到了院外,青暇乍着膽子看了一眼趙桐,那神情裏滿是不甘和委屈。看得趙桐莫名其妙,他又沒怎麽着她,她這是什麽意思?

趙桐只警告的問青暇:“那藥呢?”

青暇一激靈:他怎麽知道?

“還,還在奴婢手裏。”

趙桐冷聲道:“扔了,若是被孤知曉這藥去了不該去的地方,你知道自己的下場。”

青暇撲通就跪下去了:“可,可姑娘有令,奴婢……”

她不敢不聽。

趙桐冷哼道:“你直接告訴她是孤的意思,若是她不聽,後果自負。

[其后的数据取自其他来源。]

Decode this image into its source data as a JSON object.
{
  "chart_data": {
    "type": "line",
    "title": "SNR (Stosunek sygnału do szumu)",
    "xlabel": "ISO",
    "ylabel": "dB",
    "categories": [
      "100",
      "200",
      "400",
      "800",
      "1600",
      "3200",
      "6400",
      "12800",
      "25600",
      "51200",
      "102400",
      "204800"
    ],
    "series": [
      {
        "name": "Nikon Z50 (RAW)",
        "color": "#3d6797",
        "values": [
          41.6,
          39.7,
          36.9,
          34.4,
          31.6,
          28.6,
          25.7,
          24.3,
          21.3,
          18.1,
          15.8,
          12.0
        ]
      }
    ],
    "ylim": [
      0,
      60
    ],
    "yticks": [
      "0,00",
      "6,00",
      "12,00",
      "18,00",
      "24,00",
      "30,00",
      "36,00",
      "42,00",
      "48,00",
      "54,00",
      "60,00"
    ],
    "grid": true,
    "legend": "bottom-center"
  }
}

”

論威脅人,誰不會?端看對方受不受威脅了。

何滿聽了青暇的話,只嘲諷的笑了笑。

她要不是不想激怒他,還真想知道他想怎麽個後果自負?頂不濟就是把這事吵嚷出來。她又有什麽可怕的,逼急了,她大不了跟他玉石俱焚。

反倒是他,身為太子,顧忌重重,未必有那份豁出去的膽量。

哼,誰怕誰是孫子。

青暇滿心惶恐的問何滿:“姑,姑娘,這藥,怎麽辦?”得盡快處理了,不然被太傅和夫人知曉,她根本扛不住。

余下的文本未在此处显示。